America's First Transgender Mayor

RESIDENTS OF SILVERTON, OREGON, like to say their town is "40 miles and 40 years from Portland." If you visit in early January, the sign on the Assembly of God church may still read HAPPY BIRTHDAY JESUS. If you're friendly when you check into the lone hotel, the clerk will likely thank you "for the smile." And if you stop by the Rolling Hills Bakery, which has the best muffins around, you'll probably learn that it was recently saved from bankruptcy by a handful of locals who stepped up to cook, clean, and work behind the counter—without pay.

On the first Monday night of the year, the parking lots at the community center on Water Street are full. Most of the cars belong to the women who've mobbed the Jazzercise class. The rest belong to the 30 or so people on hand to watch the newly elected mayor take the oath of office. Though the gathering is small—a good 2 million heads fewer than the crowd that will greet President Barack Obama at his inauguration—the occasion is momentous, at least for the 9,500 citizens of Silverton. Stu Rasmussen is about to become the nation's first openly transgender mayor.

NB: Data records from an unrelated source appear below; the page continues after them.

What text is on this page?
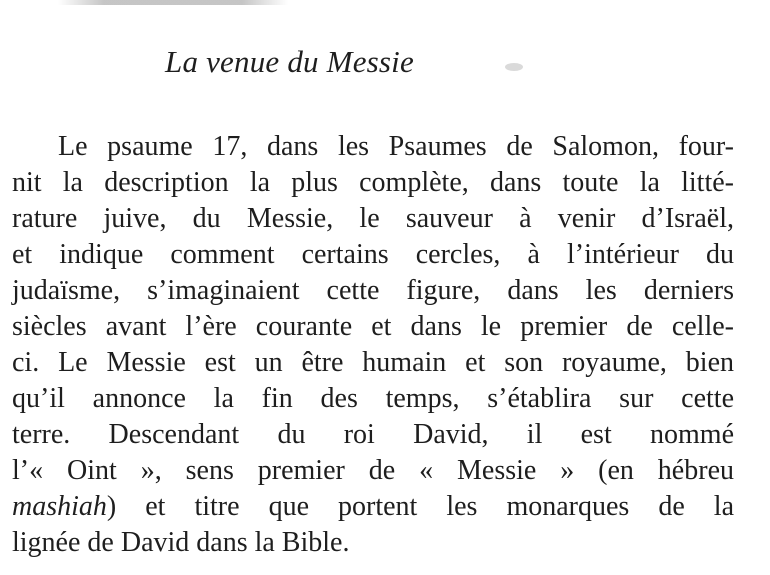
La venue du Messie
Le psaume 17, dans les Psaumes de Salomon, four-
nit la description la plus complète, dans toute la litté-
rature juive, du Messie, le sauveur à venir d’Israël,
et indique comment certains cercles, à l’intérieur du
judaïsme, s’imaginaient cette figure, dans les derniers
siècles avant l’ère courante et dans le premier de celle-
ci. Le Messie est un être humain et son royaume, bien
qu’il annonce la fin des temps, s’établira sur cette
terre. Descendant du roi David, il est nommé
l’« Oint », sens premier de « Messie » (en hébreu
mashiah) et titre que portent les monarques de la
lignée de David dans la Bible.
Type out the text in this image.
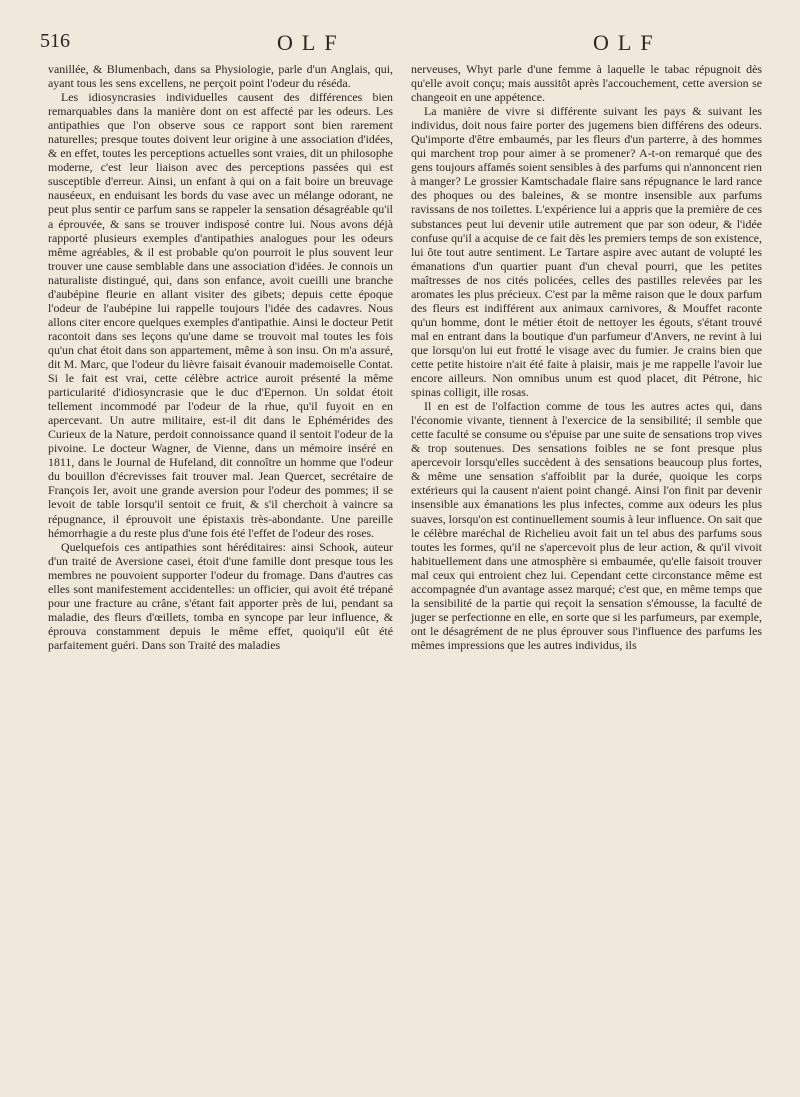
516	OLF	OLF

vanillée, & Blumenbach, dans sa Physiologie, parle d'un Anglais, qui, ayant tous les sens excellens, ne perçoit point l'odeur du réséda.

Les idiosyncrasies individuelles causent des différences bien remarquables dans la manière dont on est affecté par les odeurs. Les antipathies que l'on observe sous ce rapport sont bien rarement naturelles; presque toutes doivent leur origine à une association d'idées, & en effet, toutes les perceptions actuelles sont vraies, dit un philosophe moderne, c'est leur liaison avec des perceptions passées qui est susceptible d'erreur. Ainsi, un enfant à qui on a fait boire un breuvage nauséeux, en enduisant les bords du vase avec un mélange odorant, ne peut plus sentir ce parfum sans se rappeler la sensation désagréable qu'il a éprouvée, & sans se trouver indisposé contre lui. Nous avons déjà rapporté plusieurs exemples d'antipathies analogues pour les odeurs même agréables, & il est probable qu'on pourroit le plus souvent leur trouver une cause semblable dans une association d'idées. Je connois un naturaliste distingué, qui, dans son enfance, avoit cueilli une branche d'aubépine fleurie en allant visiter des gibets; depuis cette époque l'odeur de l'aubépine lui rappelle toujours l'idée des cadavres. Nous allons citer encore quelques exemples d'antipathie. Ainsi le docteur Petit racontoit dans ses leçons qu'une dame se trouvoit mal toutes les fois qu'un chat étoit dans son appartement, même à son insu. On m'a assuré, dit M. Marc, que l'odeur du lièvre faisait évanouir mademoiselle Contat. Si le fait est vrai, cette célèbre actrice auroit présenté la même particularité d'idiosyncrasie que le duc d'Epernon. Un soldat étoit tellement incommodé par l'odeur de la rhue, qu'il fuyoit en en apercevant. Un autre militaire, est-il dit dans le Ephémérides des Curieux de la Nature, perdoit connoissance quand il sentoit l'odeur de la pivoine. Le docteur Wagner, de Vienne, dans un mémoire inséré en 1811, dans le Journal de Hufeland, dit connoître un homme que l'odeur du bouillon d'écrevisses fait trouver mal. Jean Quercet, secrétaire de François Ier, avoit une grande aversion pour l'odeur des pommes; il se levoit de table lorsqu'il sentoit ce fruit, & s'il cherchoit à vaincre sa répugnance, il éprouvoit une épistaxis très-abondante. Une pareille hémorrhagie a du reste plus d'une fois été l'effet de l'odeur des roses.

Quelquefois ces antipathies sont héréditaires: ainsi Schook, auteur d'un traité de Aversione casei, étoit d'une famille dont presque tous les membres ne pouvoient supporter l'odeur du fromage. Dans d'autres cas elles sont manifestement accidentelles: un officier, qui avoit été trépané pour une fracture au crâne, s'étant fait apporter près de lui, pendant sa maladie, des fleurs d'œillets, tomba en syncope par leur influence, & éprouva constamment depuis le même effet, quoiqu'il eût été parfaitement guéri. Dans son Traité des maladies

nerveuses, Whyt parle d'une femme à laquelle le tabac répugnoit dès qu'elle avoit conçu; mais aussitôt après l'accouchement, cette aversion se changeoit en une appétence.

La manière de vivre si différente suivant les pays & suivant les individus, doit nous faire porter des jugemens bien différens des odeurs. Qu'importe d'être embaumés, par les fleurs d'un parterre, à des hommes qui marchent trop pour aimer à se promener? A-t-on remarqué que des gens toujours affamés soient sensibles à des parfums qui n'annoncent rien à manger? Le grossier Kamtschadale flaire sans répugnance le lard rance des phoques ou des baleines, & se montre insensible aux parfums ravissans de nos toilettes. L'expérience lui a appris que la première de ces substances peut lui devenir utile autrement que par son odeur, & l'idée confuse qu'il a acquise de ce fait dès les premiers temps de son existence, lui ôte tout autre sentiment. Le Tartare aspire avec autant de volupté les émanations d'un quartier puant d'un cheval pourri, que les petites maîtresses de nos cités policées, celles des pastilles relevées par les aromates les plus précieux. C'est par la même raison que le doux parfum des fleurs est indifférent aux animaux carnivores, & Mouffet raconte qu'un homme, dont le métier étoit de nettoyer les égouts, s'étant trouvé mal en entrant dans la boutique d'un parfumeur d'Anvers, ne revint à lui que lorsqu'on lui eut frotté le visage avec du fumier. Je crains bien que cette petite histoire n'ait été faite à plaisir, mais je me rappelle l'avoir lue encore ailleurs. Non omnibus unum est quod placet, dit Pétrone, hic spinas colligit, ille rosas.

Il en est de l'olfaction comme de tous les autres actes qui, dans l'économie vivante, tiennent à l'exercice de la sensibilité; il semble que cette faculté se consume ou s'épuise par une suite de sensations trop vives & trop soutenues. Des sensations foibles ne se font presque plus apercevoir lorsqu'elles succèdent à des sensations beaucoup plus fortes, & même une sensation s'affoiblit par la durée, quoique les corps extérieurs qui la causent n'aient point changé. Ainsi l'on finit par devenir insensible aux émanations les plus infectes, comme aux odeurs les plus suaves, lorsqu'on est continuellement soumis à leur influence. On sait que le célèbre maréchal de Richelieu avoit fait un tel abus des parfums sous toutes les formes, qu'il ne s'apercevoit plus de leur action, & qu'il vivoit habituellement dans une atmosphère si embaumée, qu'elle faisoit trouver mal ceux qui entroient chez lui. Cependant cette circonstance même est accompagnée d'un avantage assez marqué; c'est que, en même temps que la sensibilité de la partie qui reçoit la sensation s'émousse, la faculté de juger se perfectionne en elle, en sorte que si les parfumeurs, par exemple, ont le désagrément de ne plus éprouver sous l'influence des parfums les mêmes impressions que les autres individus, ils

This is probably my favorite part:

When Fred Phelps, founder of the Baptist church that launched the website, led members of his congregation to Silverton from Topeka, Kansas, last November to protest the coronation of a man who carries a purse, nearly 200 residents greeted them outside City Hall. More than a few were dressed in drag. "Go home," they chanted. "We like our mayor." Sitting in the café, over a cup of coffee and a bagel, Rasmussen tears up at the memory of the brush-off Phelps and his foot soldiers received. "They were treated like freaks," he says.